Consider: When analyzing WWII and Germany, few claim the problem was Germans, but Nazism. When looking at 1917 Russia, we don’t say the problem was Russians, but Marxism. So fill in the blank: when evaluating the Muslim world and its violence, do we assume the problem is the people or _____?
Then there are other explanations for Muslim violence, all of which amount to Islamsplainin’. Poverty is one, but the Muslim world is not uniquely poor. There are many millions of poor Catholics in South America, Africa and elsewhere; and hundreds of millions of poor Hindus in India. Yet they aren’t committing terrorist acts. And Osama bin Laden was worth $125 million.
Another excuse is U.S. “meddling” in Muslim nations’ affairs; our taking Israel’s side in the Mideast is always Exhibit A. But there’s simply no good correlation between American interventionism and Muslim violence. Many nations and regions, such as Nigeria, Kashmir, Sudan, Ivory Coast, Burkina Faso and Mali, have problems with Islamic terrorism in the absence of a Yankee hand.
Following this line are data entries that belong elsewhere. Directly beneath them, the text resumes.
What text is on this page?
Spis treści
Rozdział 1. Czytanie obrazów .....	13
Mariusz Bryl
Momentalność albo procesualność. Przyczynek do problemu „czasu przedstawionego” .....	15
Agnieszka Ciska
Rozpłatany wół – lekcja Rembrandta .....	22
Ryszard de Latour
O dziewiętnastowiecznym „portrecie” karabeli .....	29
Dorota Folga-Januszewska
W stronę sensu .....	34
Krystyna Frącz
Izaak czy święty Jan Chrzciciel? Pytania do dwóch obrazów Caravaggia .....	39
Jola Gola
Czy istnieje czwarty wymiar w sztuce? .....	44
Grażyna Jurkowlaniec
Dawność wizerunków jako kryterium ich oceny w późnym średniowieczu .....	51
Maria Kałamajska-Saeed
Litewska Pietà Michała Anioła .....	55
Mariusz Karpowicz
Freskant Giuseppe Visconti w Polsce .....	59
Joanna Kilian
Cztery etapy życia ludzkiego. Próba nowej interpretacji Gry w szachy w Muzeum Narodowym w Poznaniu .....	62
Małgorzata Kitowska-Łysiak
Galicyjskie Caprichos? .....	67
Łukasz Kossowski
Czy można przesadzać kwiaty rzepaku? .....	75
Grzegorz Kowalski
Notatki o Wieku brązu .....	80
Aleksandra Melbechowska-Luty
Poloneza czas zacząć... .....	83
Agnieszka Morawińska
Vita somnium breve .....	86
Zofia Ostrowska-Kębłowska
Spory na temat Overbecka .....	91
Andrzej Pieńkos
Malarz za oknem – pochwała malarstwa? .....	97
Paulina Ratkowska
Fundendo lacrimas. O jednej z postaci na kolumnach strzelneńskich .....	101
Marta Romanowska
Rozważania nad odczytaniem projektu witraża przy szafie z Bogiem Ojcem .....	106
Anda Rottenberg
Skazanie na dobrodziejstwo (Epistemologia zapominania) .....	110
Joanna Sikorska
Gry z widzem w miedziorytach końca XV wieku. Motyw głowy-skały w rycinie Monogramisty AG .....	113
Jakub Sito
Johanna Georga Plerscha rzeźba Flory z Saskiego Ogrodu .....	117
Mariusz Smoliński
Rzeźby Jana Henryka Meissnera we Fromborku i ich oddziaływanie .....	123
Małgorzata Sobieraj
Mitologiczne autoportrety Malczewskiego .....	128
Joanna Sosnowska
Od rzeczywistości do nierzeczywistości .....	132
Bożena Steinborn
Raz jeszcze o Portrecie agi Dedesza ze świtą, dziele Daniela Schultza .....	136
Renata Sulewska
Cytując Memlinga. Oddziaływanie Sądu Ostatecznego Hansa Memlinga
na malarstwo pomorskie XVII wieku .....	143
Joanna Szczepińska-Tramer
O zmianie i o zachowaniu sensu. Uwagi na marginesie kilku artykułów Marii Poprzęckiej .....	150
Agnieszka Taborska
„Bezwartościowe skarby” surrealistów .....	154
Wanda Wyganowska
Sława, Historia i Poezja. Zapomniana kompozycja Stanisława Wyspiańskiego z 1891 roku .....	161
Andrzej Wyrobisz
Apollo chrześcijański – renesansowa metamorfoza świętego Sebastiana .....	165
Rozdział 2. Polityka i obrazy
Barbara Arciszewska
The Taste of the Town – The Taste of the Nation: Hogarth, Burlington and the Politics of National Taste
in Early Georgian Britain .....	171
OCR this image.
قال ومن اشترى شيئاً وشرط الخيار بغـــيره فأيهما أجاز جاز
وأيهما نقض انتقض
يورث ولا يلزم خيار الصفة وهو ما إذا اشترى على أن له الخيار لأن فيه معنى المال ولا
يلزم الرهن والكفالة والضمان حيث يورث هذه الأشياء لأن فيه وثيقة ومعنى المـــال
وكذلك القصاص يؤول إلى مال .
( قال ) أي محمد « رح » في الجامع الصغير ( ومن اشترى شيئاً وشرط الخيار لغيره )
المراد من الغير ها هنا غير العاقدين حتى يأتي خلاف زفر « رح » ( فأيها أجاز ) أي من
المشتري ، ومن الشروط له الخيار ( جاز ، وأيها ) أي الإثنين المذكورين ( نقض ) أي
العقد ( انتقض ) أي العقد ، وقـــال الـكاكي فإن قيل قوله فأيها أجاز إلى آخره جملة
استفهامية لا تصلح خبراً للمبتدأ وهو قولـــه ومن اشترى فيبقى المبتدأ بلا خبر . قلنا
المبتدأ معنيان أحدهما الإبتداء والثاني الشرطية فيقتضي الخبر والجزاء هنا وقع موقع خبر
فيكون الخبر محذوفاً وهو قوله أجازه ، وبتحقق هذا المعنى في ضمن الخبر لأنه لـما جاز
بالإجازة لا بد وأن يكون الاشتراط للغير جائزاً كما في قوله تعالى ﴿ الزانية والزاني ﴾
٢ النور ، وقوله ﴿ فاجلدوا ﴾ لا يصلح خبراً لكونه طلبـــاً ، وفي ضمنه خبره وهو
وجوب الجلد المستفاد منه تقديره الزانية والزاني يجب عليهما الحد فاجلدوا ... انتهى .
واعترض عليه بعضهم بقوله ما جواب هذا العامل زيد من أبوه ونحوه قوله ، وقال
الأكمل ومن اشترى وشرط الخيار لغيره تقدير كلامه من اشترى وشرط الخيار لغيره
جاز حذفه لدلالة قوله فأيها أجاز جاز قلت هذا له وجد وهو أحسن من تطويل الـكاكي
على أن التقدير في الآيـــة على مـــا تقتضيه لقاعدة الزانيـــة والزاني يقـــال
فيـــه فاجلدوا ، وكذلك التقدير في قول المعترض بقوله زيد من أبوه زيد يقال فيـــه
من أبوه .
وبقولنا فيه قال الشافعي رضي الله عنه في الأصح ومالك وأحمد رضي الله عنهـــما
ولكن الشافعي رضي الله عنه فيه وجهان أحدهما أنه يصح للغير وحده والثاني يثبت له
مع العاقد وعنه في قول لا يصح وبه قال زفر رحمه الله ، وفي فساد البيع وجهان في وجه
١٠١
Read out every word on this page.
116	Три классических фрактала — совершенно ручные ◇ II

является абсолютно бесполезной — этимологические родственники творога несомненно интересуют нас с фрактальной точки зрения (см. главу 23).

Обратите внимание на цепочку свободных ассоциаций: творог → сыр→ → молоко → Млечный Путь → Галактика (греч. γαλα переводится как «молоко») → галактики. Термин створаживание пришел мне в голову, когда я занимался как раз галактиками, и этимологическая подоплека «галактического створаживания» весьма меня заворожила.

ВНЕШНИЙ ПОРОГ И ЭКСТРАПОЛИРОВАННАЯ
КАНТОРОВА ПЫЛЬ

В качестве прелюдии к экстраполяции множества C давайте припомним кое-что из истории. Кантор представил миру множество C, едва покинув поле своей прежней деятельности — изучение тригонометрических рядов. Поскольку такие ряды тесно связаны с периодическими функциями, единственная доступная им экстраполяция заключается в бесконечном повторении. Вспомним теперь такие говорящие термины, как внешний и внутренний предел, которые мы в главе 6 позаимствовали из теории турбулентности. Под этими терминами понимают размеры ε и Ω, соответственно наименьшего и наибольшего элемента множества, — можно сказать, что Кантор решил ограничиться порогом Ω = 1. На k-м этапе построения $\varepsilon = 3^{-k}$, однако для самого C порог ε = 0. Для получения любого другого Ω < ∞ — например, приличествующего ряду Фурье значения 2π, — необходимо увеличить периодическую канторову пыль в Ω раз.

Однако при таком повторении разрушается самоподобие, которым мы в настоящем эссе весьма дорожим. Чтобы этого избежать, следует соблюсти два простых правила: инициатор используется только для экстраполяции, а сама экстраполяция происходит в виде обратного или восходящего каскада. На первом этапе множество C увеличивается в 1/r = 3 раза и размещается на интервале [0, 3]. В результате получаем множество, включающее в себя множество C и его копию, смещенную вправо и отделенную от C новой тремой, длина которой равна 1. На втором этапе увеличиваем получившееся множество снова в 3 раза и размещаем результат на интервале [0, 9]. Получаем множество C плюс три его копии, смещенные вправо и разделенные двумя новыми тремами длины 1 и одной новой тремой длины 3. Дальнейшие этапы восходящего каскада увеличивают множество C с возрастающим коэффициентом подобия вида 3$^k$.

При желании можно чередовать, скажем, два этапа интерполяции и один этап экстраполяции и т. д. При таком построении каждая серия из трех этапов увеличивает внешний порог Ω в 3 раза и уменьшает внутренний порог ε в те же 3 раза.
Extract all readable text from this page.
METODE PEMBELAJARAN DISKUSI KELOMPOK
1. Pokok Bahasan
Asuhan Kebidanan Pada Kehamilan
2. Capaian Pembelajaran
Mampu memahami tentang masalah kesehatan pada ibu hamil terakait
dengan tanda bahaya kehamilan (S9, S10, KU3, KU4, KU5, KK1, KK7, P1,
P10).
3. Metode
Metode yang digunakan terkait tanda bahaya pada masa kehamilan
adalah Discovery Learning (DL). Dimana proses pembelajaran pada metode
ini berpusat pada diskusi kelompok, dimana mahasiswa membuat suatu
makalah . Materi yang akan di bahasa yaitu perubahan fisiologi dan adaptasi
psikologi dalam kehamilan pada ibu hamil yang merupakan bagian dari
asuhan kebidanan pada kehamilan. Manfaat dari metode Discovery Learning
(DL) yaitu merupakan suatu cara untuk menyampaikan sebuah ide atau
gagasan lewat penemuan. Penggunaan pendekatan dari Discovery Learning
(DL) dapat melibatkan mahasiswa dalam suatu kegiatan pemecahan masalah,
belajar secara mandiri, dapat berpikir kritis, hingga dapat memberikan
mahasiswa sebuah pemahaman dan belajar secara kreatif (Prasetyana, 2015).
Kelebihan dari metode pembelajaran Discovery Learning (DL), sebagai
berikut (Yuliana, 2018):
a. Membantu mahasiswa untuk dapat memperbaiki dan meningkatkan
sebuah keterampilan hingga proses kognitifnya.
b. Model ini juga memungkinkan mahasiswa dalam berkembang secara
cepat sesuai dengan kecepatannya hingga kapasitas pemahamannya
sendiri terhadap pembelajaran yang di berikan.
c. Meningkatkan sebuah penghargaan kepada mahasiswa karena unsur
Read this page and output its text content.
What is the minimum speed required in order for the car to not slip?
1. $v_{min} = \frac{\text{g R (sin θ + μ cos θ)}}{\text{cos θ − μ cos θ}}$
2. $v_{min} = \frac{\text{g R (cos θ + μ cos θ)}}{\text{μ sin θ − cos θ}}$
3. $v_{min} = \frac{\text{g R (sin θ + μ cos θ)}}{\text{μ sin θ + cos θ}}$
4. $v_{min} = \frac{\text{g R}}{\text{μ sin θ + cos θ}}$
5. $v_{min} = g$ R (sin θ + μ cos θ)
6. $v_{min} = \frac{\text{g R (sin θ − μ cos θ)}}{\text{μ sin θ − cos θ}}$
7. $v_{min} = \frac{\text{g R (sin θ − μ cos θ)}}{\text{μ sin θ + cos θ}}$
In fact, it isn’t unusual for Muslim nations to occupy 8 spots on a list of the world’s 10 most dangerous countries (examples found here and here). It also isn’t unusual for a non-Muslim nation in the top 10 to be a country such as North Korea or Central African Republic, the latter of which is 15 percent Muslim. This is no surprise, mind you, if we’re to believe a comprehensive German study of 45,000 youths that was reported in 2010. It found that while increasing religiosity among the Christian youths made them less violent, increasing religiosity among the Muslim youths actually made them more violent.